Consumer expectations on home prices rose unexpectedly in February, just in time to build seller confidence to list their houses and restore tight inventories for the fast approaching spring season.
Fannie Mae’s February 2014 National Housing Survey took a right turn from January’s results as respondents’ home price expectations climbed significantly – with 50 percent saying home prices will go up in the next year – following a measurable downturn in January.
The share of those who believe it is a good time to buy a home ticked up by 3 percentage points. At the same time, those who believe that it would be easy to get a mortgage dropped 7 percentage points from January’s all-time survey high of 52 percent.
Additionally, the share of respondents who say the economy is on the wrong track increased 3 percentage points to 57 percent in February, following a four-month decline.
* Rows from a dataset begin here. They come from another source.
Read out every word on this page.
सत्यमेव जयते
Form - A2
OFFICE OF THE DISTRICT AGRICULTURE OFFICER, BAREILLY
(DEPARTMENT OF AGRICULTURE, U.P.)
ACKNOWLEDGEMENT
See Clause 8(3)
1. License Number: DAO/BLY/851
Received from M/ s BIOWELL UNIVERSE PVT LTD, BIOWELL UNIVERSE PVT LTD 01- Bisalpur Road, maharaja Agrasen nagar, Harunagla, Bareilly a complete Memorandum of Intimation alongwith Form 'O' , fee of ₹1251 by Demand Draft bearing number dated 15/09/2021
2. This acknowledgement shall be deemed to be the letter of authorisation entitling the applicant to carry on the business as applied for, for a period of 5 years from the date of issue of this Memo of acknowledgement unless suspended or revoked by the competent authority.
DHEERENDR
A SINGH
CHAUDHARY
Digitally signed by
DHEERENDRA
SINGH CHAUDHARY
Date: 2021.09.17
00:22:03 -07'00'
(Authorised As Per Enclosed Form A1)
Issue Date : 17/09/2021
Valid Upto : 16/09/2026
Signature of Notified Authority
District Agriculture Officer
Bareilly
Despite a decrease in optimism across some of the indicators last month, consumer attitudes remain in generally positive ranges.
“Similar to the noisy economic and housing data published over the past few months, we’ve seen a corresponding increase in volatility in our survey results, particularly for home price expectations and perceptions about the ease of getting a mortgage,” said Doug Duncan, senior vice president and chief economist at Fannie Mae. “Weather may have played a role, as suggested by a 6 percentage point jump over the past two months in the share of consumers who say their household expenses are significantly higher than a year ago. This response would be consistent with higher home heating costs. Despite the volatile month-to-month changes, we believe that the housing recovery is continuing, but is not yet robust.”